Several tasks and subtasks have config options daskThreads and subprocessCount used to control threading within a subtask:

# The number of threads dask is allowed to spawn for each task/subtask.
# Decrease this number if tasks/subtasks are running out of available threads
daskThreads = 2

# The number of subprocesses that each task/subtask gets counted as
# occupying. Increase this number if tasks/subtasks are running out of
# memory, so that fewer tasks will be allowed to run at once
subprocessCount = 1

Dask threads

Dask and xarray support thread-parallel operations on data sets. They also support chunk-wise operation on data sets that can’t fit in memory. These capabilities are very powerful but also difficult to configure for general cases. Dask is also not desigend by default with the idea that multiple tasks, each with multiple dask threads, might operate simultaneously. As a result, it is possible to spawn huge numbers of dask threads in MPAS-Analysis that both slow down analysis and lead to errors when the node runs out of threads completely.
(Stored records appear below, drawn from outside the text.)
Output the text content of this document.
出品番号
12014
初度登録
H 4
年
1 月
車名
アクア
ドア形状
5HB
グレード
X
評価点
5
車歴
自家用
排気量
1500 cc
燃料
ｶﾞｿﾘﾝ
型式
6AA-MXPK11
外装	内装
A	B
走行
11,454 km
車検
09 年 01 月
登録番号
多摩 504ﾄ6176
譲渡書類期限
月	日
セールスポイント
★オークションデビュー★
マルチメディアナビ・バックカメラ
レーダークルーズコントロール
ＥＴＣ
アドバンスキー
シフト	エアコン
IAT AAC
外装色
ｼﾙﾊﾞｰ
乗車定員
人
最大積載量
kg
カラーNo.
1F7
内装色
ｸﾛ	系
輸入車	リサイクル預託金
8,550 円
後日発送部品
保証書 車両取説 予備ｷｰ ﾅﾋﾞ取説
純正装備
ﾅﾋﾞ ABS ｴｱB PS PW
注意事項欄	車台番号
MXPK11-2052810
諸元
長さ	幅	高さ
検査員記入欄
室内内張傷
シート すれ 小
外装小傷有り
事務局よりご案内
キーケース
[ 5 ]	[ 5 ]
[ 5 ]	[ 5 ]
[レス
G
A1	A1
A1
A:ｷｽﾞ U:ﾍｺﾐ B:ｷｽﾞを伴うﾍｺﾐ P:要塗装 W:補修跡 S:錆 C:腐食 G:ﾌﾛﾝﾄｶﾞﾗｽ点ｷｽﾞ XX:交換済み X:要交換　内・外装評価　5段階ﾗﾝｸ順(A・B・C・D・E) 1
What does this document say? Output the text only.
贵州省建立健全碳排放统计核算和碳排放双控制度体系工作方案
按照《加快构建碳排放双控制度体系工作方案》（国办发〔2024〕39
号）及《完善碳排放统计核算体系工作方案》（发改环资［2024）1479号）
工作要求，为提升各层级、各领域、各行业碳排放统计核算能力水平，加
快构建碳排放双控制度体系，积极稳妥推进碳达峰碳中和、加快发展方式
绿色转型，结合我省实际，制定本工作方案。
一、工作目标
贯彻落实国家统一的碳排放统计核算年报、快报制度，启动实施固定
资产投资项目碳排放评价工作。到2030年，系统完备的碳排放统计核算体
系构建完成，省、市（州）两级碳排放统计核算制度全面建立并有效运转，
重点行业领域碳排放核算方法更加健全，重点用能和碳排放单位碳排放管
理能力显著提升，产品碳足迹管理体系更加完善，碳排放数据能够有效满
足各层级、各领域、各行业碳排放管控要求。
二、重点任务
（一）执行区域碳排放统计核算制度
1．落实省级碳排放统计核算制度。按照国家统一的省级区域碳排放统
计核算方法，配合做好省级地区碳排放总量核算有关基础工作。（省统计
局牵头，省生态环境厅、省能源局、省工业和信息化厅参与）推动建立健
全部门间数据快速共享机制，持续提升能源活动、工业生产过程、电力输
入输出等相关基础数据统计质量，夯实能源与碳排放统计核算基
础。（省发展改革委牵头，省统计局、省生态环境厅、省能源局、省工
To prevent this, many tasks or subtasks that use dask threading take the number of execution threads from a config option, typically in the config section for the parent task. Typically, the number of daskThreads should be around the same as the number of cores on a node divided by the number of tasks that will run simultaneiously. Since the number of running tasks is controlled by subprocessCount, see below, this number might differ from parallelTaskCount.

Subprocess count

Tasks or subtasks that use dask threading may consume too much memory or use too many threads to “count” as a single task. That is, it might not be safe to run with parallelTaskCount simultaneious instances of the task/subtask and it would be better if it occupied the slot of multiple tasks in the pool of tasks. MPAS-Analysis will treat a dask-based task or subtask as occupying the number of task slots given by the subprocessCount option. For example, if parallelTaskCount = 8 and subprocessCount = 2, up to 4 tasks or subtasks would be allowed to run simultaneiously.